C.           HUBUNGAN ASWAJA DENGAN NU
Dalam implementasinya membina umat, NU berpegang pada prinsip-prinsip Aswaja tentang islam iman dan ikhsan, yaitu dalam hal fiqih mengikuti salah satu dari empat madzhab yaitu madzhab Syafi’i, Hanafi, Maliki dan Hambali. Dalam hal teologi mengikuti abu hasan Al asy’ari dan abu mansyur al maturidi dan dalam bidang tasawuf mengikuti Imam Al Ghazali Dan Imam Junaid Al Baghdadi.
Dari pemaparan diatas kita dapat melihat bahwa antara Aswaja dengan NU adalah satu-kesatuan yang tidak bisa dipisahkan, konsep serta prinsip yang sama antara keduanya setidaknya dapat kita lihat juga dalam beberapa contoh persoalan sebagai berikut :
1.      Bidang Aqidah
Dalam bidang aqidah, pilar-pilar yang menjadi penyangga aqidah Ahlussunnah Waljamaah dan juga NU meliputi tiga hal, Yang pertama adalah aqidah uluhiyyah (ketuhanan), yang kedua aqidah nubuwwat yaitu dengan meyakini bahwa Allah telah menurunkan wahyu kepada para Nabi dan Rasul. Yang ketiga adalah Al ma’ad, yaitu sebuah keyakinan bahwa nantinya manusia akan dibangkitkan dari kubur pada hari iamat dan setiap manusia akan mendapat imbalan atas amal perbuatannya.
2.      Bidang social plitik
Ahlussunnah Wal Jamaah dan NU memandang Negara sebagai kewajiban fakultatif (fardlu kifayyah).
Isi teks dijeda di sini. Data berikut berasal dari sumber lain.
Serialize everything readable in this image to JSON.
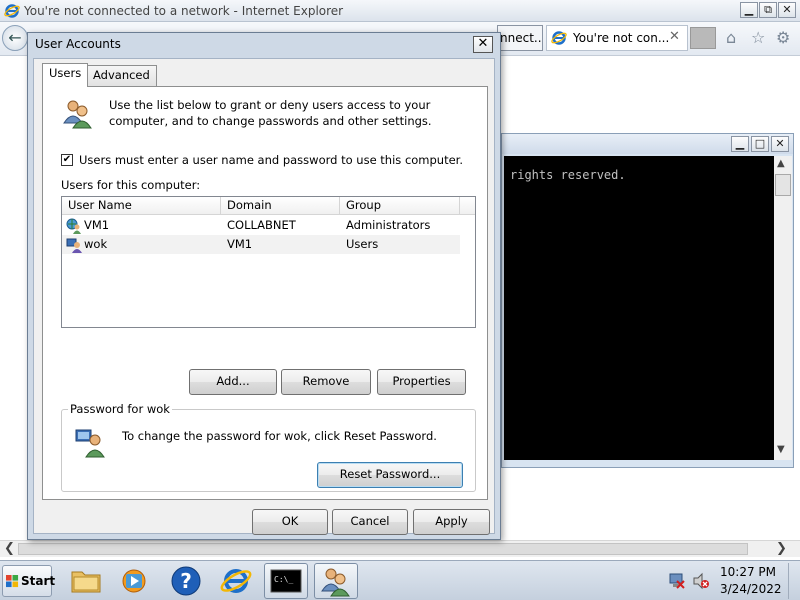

Pandangan tersebut tidak sama dengan golongan yang lain, seperti syiah yang memiliki sebuah konsep Negara dan mewajibkan berdirinya Negara (imamah).
3.      Bidang istnbath Al-Hukun (pengambilan hukum syari’ah)
Ahlussunnah Wal Janaah dan NU menggunakan empat sumber hokum dalam pengambialn hokum syari’ah, yaitu : Al-Qur’an, hadist, ijma’ dan qiyas.
4.      Bidang Tasawuf
Tasawuf adalah menyucikan diri dari apa saja selain Allah. Ketidak terikatan kepada apapun selain Allah SWT baik dalam proses batin ataupun bertingkah laku inilah yang kemudian disebut dengan zuhud. Namun engertian zuhud tersebut bukan berarti manusia hanya sibuk dengan hubungan vertical dengan Tuhannya dan meninggalkan urusan duniawi. Ahlussunnah Wal Jamaah Nahdliyyin (NU) memandang bahwa justru ditengah-tengah kenyataan duniawi posisi manusia sebagai hamba dan fungsinya sebagai khalifah harus diwujudkan. Urusan duniawi yang mendasar bagi manusia adalah seperti mencari nafkah dan juga urusan-urusan yang lain seperti politik, hokum, social, budaya dan lain sebagainya. Dalam tasawuf urusan-urusan tersebut tidak harus ditinggalkan untuk mencapai zuhud. Praktek zuhud adalah didalam batin sementara aktivitas sehari-hari tetap diarahkan untuk mendarmabaktikan segenap potensi manusia agar terwujudnya masyarakat yang baik.


PENUTUP
Aswaja dan NU adalah satu kesatuan yang tidak bisa dipisahkan, seringkali kita menyebutkan Aswaja padahal yang dimaksud adalh NU begitu juga sebaliknya. Titik kesamaan antara Aswaja dan NU adalah pada konsep serta prinsip keduanya, konsep Aswaja (tasammuh, tawasut, tawazun dan ta’adul) adalah juga konsep yang konsisten menjadi pegangan NU. Sedangkan prinsip Aswaja mengenai trilogy agama yaitu islam, iman dan ikhsan adalah juga prinsip yang menjadi nilai dasar NU dalam membina umat demi tercapainya kemaslahatan. Namun diakhir materi ini penulis ingin menekankan bahwa Aswaja adalah konsep sekaligus prinsip yang di usung NU oleh para pendirinya, Syaikh Hasyim Asy‘ari dkk  sebagaimana ajaran Islam yang diajarkan oleh Rasulullah SAW, Namun dalam realita dewasa ini tidak semua orang termasuk tokoh NU sepenuhnya mengamalkan doktrin-doktrin Aswaja, contoh misal tokoh NU atau kyai ( maaf penulis tak bermaksud menyinggung) yang menggembor-gemborkan NU juga dalam prakteknya tak sejalan dengan ajaran Aswaja, dalam hal bermasyarakat seringkali seorang kiyai mengabaikan hubungan dengan umat (rakyat kecil), biasanya mereka lebih mengutamakan hubungan dengan orang-orang terpandang seperti pejabat dll, tapi hal ini tidak menjastis bahwa semua tokoh NU/kyai semuanya begitu. Maka persoalan Aswaja hakikatnya adalah kembali pada individu masing-masing, tidak hanya dalam teori tetapi juga prakteknya.[8]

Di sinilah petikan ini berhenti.